My new chair is blue, and reminds me of the blue suede shoes I saw on the legendary Pinetop Perkins, when he played the Ottawa Bluesfest twenty years ago. He was old as dirt, about 95 at the time, and he existed on Benson and Hedges, bananas and McDonald’s (but even Pinetop might have balked at $30 for breakfast.) He wore all black at the show, except for his shoes — they were blue and suede and whimsical.
My new chair will probably last me for the rest of my life, and will follow me into any home I get put into — I will insist on it!
I intend to put many more miles on that chair than I ever did on the Subaru.
When I sit in it, it makes me happy. I can sit in it, and watch Trump destroy the world. I can watch my money account on the iPhone. I can drink a good long Margarita or a cup of tea in it without worry that I’ll void my warranty.
And I can talk and sip with my bestie in Stittsville, who has her own chair and calls me every Friday for Cocktails with Mavens.

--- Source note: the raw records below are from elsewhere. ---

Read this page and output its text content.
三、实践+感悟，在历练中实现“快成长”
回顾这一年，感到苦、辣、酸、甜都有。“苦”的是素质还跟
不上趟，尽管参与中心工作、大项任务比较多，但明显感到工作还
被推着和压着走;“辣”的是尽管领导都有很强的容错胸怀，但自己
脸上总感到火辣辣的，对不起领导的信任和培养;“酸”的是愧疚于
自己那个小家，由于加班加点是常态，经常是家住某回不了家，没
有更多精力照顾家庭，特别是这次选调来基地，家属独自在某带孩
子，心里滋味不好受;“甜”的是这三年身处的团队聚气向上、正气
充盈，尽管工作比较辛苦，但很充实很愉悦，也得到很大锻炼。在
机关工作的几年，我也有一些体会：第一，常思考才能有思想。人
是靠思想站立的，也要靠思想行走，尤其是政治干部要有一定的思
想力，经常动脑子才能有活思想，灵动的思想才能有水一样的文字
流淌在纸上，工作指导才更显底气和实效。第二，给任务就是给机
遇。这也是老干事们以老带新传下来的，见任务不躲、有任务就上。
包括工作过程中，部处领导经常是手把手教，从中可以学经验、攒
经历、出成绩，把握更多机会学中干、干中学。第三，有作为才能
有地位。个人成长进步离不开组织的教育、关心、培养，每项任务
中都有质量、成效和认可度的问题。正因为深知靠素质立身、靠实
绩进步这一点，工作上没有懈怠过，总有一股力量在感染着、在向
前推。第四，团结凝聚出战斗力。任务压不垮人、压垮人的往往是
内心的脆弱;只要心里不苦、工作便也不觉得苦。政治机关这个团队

I’ll never be lonely as long as I have my chair and a viable Internet signal.
I should be in a Bell Canada commercial, you know like the one where the old lady sits in her apartment on her iPad and waves at her grandson who is singing in a bar? Maybe someone can set me up, and the royalties can keep me going for a season.
I can watch the neighbours in Big Blue, and hug Viggo’s big stupid head without putting my back out.
And I can talk to Scott for hours, as we discuss the various methods of preparing chicken. Air fryer? Oven? On a sheet pan or dressed up with a nice citrus sauce?
Ah what a life.
I guess this is what growing old looks like for many people who don’t have money or resources.
Sitting in a chair watching the world go by, waiting to die.
At least I know when I go, I will go out in style.
In Big Blue with a drink in one hand, and the remote in the other.